Di setiap hajatan Demokrasi penyelenggara selalu mengajak masyarakat ikut berpartisipasi, Memberikan peran aktif, mengawasi dan bersama sama melahirkan pemimpin yang baik. Ajakan tersebut dilaksanakan dalam bentuk program di setiap tahapan yang mengacu pada anggaran yang pada dasarnya kurang maksimal sebab ada deadline serta capaian capaian tertentu yang harus dicapai sehingga terkadang pelaksanaannya secara administratif lengkap namun secara subtansi visi mengikutsertakan masyarakat dalam proses partisipasi tidak maksimal.

Setidaknya ada beberapa hal yang membuat proses pembangunan pola partisipatif kurang maksimal selama ini, Pertama. Sering kali Program upaya meningkatkan partisipasi masyarakat digalakkan pada saat tahapan pesta demokrasi dimulai, Padahal sesungguhnya ruang yang paling tepat mengisi serta memelihara edukasi Demokrasi ditengah tengah masyarakat adalah saat tidak ada tuntutan untuk menentukan pilihan, Sehingga pada saat momentum hajatan politik tiba masyarakat tidak lagi kaget atau minimal penyelenggara tidak lagi membuang terlalu banyak tenaga melaksanakan kegiatan yang sifatnya teory sebab masyarakat telah terbiasa dengan edukasi demokrasi. Penyelenggara dan Pemerintah tinggal fokus pada proses mekanisme teknis saja.

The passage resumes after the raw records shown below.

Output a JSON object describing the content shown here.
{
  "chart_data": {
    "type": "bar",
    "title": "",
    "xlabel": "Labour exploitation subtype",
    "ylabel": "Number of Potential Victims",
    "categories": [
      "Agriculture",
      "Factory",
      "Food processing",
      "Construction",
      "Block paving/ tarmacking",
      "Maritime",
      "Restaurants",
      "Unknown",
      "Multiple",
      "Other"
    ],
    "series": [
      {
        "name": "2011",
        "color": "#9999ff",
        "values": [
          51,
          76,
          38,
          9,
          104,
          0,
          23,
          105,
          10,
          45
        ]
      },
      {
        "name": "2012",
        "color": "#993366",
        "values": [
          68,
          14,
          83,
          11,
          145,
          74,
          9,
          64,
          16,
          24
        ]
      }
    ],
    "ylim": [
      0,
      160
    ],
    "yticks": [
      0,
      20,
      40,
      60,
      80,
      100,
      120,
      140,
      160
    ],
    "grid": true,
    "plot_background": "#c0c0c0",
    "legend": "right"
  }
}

Ke dua, Secara subjektif jika kita melihat secara struktural penyelenggara sangat terbatas, Apa lagi ditingkat Desa yang notabenenya merekalah yang langsung bersentuhan dengan akar permasalahan, Belum lagi masa kerja dan sumber daya manusia juga terbatas tentang Demokrasi maka tentu ruang ruang edukasi tentang partisipasi tidak bisa terlalu digantungkan atau diharapkan kepada mereka sebab perekrutannya dilakukan secara cepat dan bekerja secara singkat sehingga diperlukan formula baru bagaimana edukasi kepada masyakat terkhusus pada penyelenggara hingga ke tingkat akar/Desa tidak terputus sehingga nilai pengetahuan dan karakter tetap melekat di tengah masyarakat misalkan menjadikan dan melibatkan mereka di setiap kegiatan sosial kemasyarakatan sebab penyelenggara ditingkatan kecamatan masih bersifat Ad Hoc sehingga penting menjadikan mereka sebagai mitra sosial

Ketiga, Secara Objektif jika kita lihat dari wilayah kerja administrasi, Masih ada wilayah yang belum berimbang antara edukasi Demokrasi dan kepentingan politik yang ada di tengah masyarakat belum lagi sumber transparansi Data kepemiluan/pilkada misalkan sangat terbatas untuk diakses oleh masyarakat sehingga juga mengurangi minat peran masyarakat untuk ikut berpartisipasi pada saat hajatan sebab mereka merasa yang dibutuhkan hanya suara mereka saja dan ini sangat rawan menciptakan ruang ketergantungan untuk masyarakat dalam menentukan pilihannya.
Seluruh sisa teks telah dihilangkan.